“Leader of what?”

“That I do not know,” said Bernhardi. “Our intelligence office has not yet heard what he leads. But as soon as he leads anything we shall know it. Meantime we can see from his speeches that he has read my book. Ach! if only your other leaders in Canada,—Sir Robert Laurier, Sir Osler Sifton, Sir Williams Borden,—you smile, you do not realize that in Germany we have exact information of everything: all that happens, we know it.”

Meantime I had been looking over the leaves of the book.

“Here at least,” I said, “is some splendidly humorous stuff,—this about the navy. ‘The completion of the Kiel Canal,’ you write in Chapter XII, ‘is of great importance as it will enable our largest battleships to appear unexpectedly in the Baltic and in the North Sea!’ Appear unexpectedly! If they only would! How exquisitely absurd—”
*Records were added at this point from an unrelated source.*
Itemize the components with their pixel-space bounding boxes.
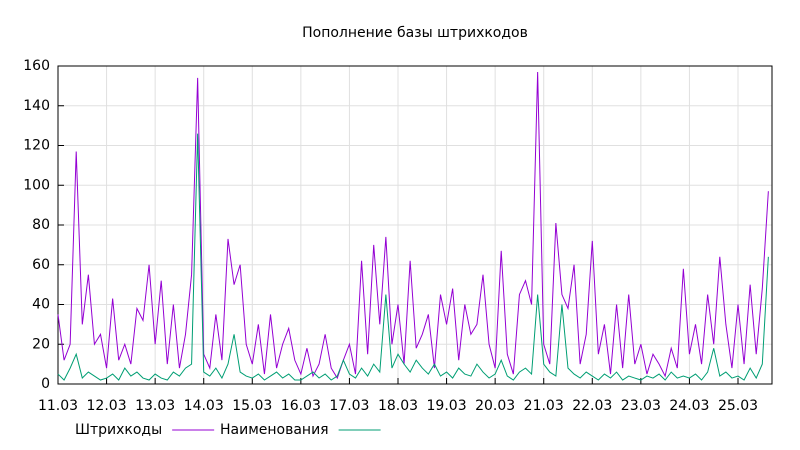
- x-tick-label: 14.03: [184, 398, 224, 414]
- y-tick-label: 40: [32, 297, 50, 313]
- series-line: [57, 133, 769, 381]
- x-tick-label: 20.03: [475, 398, 515, 414]
- y-tick-label: 120: [23, 138, 50, 154]
- x-tick-label: 22.03: [572, 398, 612, 414]
- x-tick-label: 16.03: [281, 398, 321, 414]
- y-tick-label: 80: [32, 217, 50, 233]
- y-tick-label: 60: [32, 257, 50, 273]
- x-tick-label: 18.03: [378, 398, 418, 414]
- chart-title: Пополнение базы штрихкодов: [302, 25, 528, 41]
- y-tick-label: 160: [23, 58, 50, 74]
- legend-label: Штрихкоды: [75, 422, 162, 438]
- x-tick-label: 12.03: [87, 398, 127, 414]
- x-tick-label: 23.03: [621, 398, 661, 414]
- plot-frame: [57, 65, 773, 385]
- y-tick-label: 0: [41, 376, 50, 392]
- x-tick-label: 13.03: [135, 398, 175, 414]
- series-line: [57, 71, 769, 380]
- x-tick-label: 21.03: [524, 398, 564, 414]
- x-tick-label: 15.03: [232, 398, 272, 414]
- y-tick-label: 100: [23, 177, 50, 193]
- x-tick-label: 24.03: [669, 398, 709, 414]
- x-tick-label: 25.03: [718, 398, 758, 414]
- x-tick-label: 11.03: [38, 398, 78, 414]
- legend-label: Наименования: [220, 422, 329, 438]
- x-tick-label: 19.03: [427, 398, 467, 414]
- y-tick-label: 140: [23, 98, 50, 114]
- x-tick-label: 17.03: [329, 398, 369, 414]
- y-tick-label: 20: [32, 336, 50, 352]
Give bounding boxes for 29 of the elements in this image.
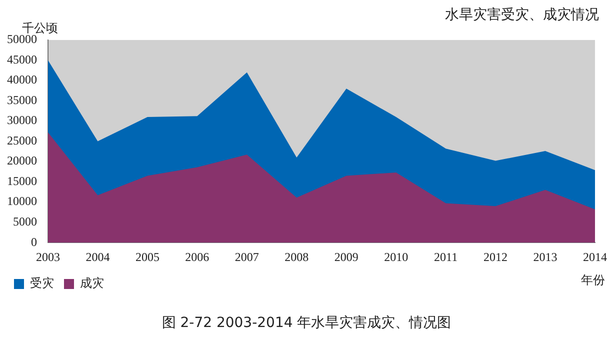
x-tick-label: 2003: [36, 250, 60, 264]
chart-title: 水旱灾害受灾、成灾情况: [445, 6, 599, 24]
x-tick-label: 2006: [185, 250, 210, 264]
x-tick-label: 2014: [583, 250, 607, 264]
x-tick-label: 2007: [234, 250, 259, 264]
y-tick-label: 35000: [7, 92, 37, 107]
x-axis-title: 年份: [581, 272, 605, 289]
legend-label: 受灾: [30, 276, 54, 290]
y-tick-label: 30000: [7, 113, 37, 128]
y-tick-label: 0: [31, 234, 37, 249]
y-tick-label: 40000: [7, 72, 37, 87]
x-tick-label: 2004: [86, 250, 110, 264]
legend-label: 成灾: [80, 276, 104, 290]
x-tick-label: 2011: [434, 250, 458, 264]
y-tick-label: 10000: [7, 194, 37, 208]
y-tick-label: 45000: [7, 52, 37, 66]
y-axis-title: 千公顷: [22, 20, 58, 35]
x-tick-label: 2009: [334, 250, 358, 264]
x-tick-label: 2013: [533, 250, 558, 264]
x-tick-label: 2010: [384, 250, 408, 264]
x-tick-label: 2012: [484, 250, 508, 264]
y-tick-label: 15000: [7, 174, 37, 188]
y-tick-label: 20000: [7, 154, 37, 168]
caption: 图 2-72 2003-2014 年水旱灾害成灾、情况图: [160, 314, 452, 332]
y-tick-label: 50000: [7, 32, 37, 46]
x-tick-label: 2008: [284, 250, 309, 264]
x-tick-label: 2005: [135, 250, 160, 264]
y-tick-label: 25000: [7, 133, 37, 148]
y-tick-label: 5000: [13, 214, 37, 228]
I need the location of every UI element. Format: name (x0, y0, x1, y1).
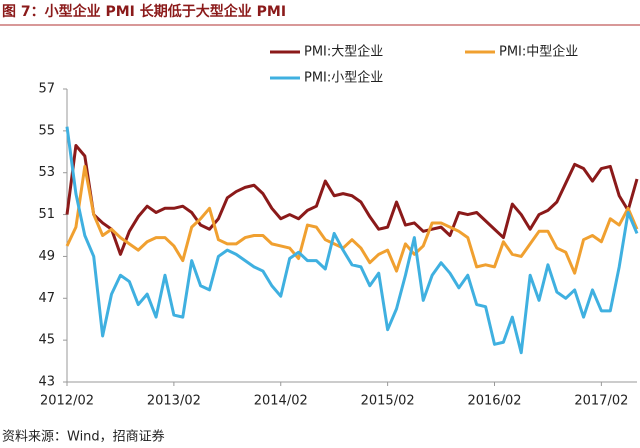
series-line (65, 144, 639, 256)
x-tick-label: 2014/02 (254, 394, 308, 409)
source: 资料来源：Wind，招商证券 (2, 429, 165, 445)
y-tick-label: 53 (38, 165, 55, 180)
series-line (65, 126, 639, 355)
y-tick-label: 43 (38, 375, 55, 390)
legend-label: PMI:大型企业 (304, 44, 383, 60)
chart-title: 图 7：小型企业 PMI 长期低于大型企业 PMI (2, 3, 286, 20)
legend-label: PMI:中型企业 (499, 44, 578, 60)
x-tick-label: 2012/02 (40, 394, 94, 409)
legend-label: PMI:小型企业 (304, 70, 383, 86)
x-tick-label: 2013/02 (147, 394, 201, 409)
y-tick-label: 45 (38, 333, 55, 348)
y-tick-label: 49 (38, 249, 55, 264)
y-tick-label: 47 (38, 291, 55, 306)
y-tick-label: 51 (38, 207, 55, 222)
x-tick-label: 2017/02 (574, 394, 628, 409)
series-line (65, 164, 639, 275)
y-tick-label: 55 (38, 123, 55, 138)
x-tick-label: 2016/02 (467, 394, 521, 409)
x-tick-label: 2015/02 (361, 394, 415, 409)
y-tick-label: 57 (38, 82, 55, 97)
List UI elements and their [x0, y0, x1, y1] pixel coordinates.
“Sir!” said the General. “That is not to laugh. You err yourself. That is Furchtbarkeit. I did not say the book is all humour. That would be false art. Part of it is humour and part is Furchbarkeit. That passage is specially designed to frighten Admiral Jellicoe. And he won’t read it! Potztausand, he won’t read it!”—repeated the general, his eyes flashing and his clenched fist striking in the air—“What sort of combatants are these of the British Navy who refuse to read our war-books? The Kaiser’s Heligoland speech! They never read a word of it. The Furchtbarkeit-Proklamation of August,—they never looked at it. The Reichstags-Rede with the printed picture of the Kaiser shaking hands with everybody,—they used it to wrap up sandwiches! What are they, then, Jellicoe and his men? They sit there in their ships and they read nothing! How can we get at them if they refuse to read? How can we frighten them away if they haven’t culture enough to get frightened. Beim Himmel,” shouted the General in great excitement—

But what more he said can never be known. For at this second a sudden catastrophe happened.
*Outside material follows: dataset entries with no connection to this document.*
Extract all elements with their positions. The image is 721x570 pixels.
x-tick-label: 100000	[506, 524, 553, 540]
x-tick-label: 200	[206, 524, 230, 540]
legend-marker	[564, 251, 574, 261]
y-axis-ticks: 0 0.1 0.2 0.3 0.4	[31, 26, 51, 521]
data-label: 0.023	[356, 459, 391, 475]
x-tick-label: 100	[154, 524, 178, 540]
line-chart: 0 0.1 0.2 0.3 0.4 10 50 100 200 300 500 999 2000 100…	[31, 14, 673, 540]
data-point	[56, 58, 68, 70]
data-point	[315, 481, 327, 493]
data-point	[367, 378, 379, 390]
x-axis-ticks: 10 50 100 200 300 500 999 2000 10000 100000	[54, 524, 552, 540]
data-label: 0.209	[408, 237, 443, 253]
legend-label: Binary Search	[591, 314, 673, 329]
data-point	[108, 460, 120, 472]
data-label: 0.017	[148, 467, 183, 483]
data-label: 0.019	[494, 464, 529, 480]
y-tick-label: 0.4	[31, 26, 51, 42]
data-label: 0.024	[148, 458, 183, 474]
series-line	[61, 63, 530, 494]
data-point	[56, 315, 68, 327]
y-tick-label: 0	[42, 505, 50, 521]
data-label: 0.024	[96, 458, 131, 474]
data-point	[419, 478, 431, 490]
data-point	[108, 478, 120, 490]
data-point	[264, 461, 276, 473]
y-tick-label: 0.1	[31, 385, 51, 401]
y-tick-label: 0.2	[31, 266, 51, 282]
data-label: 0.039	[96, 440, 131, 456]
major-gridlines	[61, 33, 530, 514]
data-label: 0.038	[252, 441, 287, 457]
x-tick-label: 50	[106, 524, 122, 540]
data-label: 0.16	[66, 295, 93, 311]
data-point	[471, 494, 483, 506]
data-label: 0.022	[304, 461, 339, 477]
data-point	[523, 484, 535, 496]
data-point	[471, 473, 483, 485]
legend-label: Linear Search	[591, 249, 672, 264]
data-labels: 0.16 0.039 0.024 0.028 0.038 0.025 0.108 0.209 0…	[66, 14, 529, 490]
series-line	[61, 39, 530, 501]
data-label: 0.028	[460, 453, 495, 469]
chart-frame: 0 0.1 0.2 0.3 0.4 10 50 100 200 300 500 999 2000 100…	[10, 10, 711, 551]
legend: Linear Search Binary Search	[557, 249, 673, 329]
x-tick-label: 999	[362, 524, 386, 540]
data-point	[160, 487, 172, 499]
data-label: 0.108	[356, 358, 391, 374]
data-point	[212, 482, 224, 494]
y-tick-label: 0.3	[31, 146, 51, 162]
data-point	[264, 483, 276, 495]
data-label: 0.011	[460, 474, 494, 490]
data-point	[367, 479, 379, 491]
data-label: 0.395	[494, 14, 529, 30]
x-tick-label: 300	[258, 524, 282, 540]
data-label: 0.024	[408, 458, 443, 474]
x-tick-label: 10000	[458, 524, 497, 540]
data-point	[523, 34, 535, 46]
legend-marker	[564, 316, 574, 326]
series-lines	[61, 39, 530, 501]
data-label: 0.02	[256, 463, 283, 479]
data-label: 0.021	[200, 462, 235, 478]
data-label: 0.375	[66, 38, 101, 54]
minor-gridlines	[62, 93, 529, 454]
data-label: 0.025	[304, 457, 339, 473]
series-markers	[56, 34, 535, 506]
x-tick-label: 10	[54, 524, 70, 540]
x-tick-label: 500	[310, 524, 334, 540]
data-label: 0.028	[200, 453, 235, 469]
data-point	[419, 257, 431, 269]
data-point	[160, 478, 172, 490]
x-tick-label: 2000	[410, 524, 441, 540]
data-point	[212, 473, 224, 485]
In his frenzy of excitement the General struck with his fist at the table, missed it, lost his balance and fell over sideways right on the point of his Pickelhaube which he had laid on the sofa. There was a sudden sound as of the ripping of cloth and the bursting of pneumatic cushions and to my amazement the General collapsed on the sofa, his uniform suddenly punctured in a dozen places.

“Schnapps,” he cried, “fetch brandy.”

“Great Heavens! General,” I said, “what has happened?”

“My uniform!” he moaned, “it has burst! Give me Schnapps!”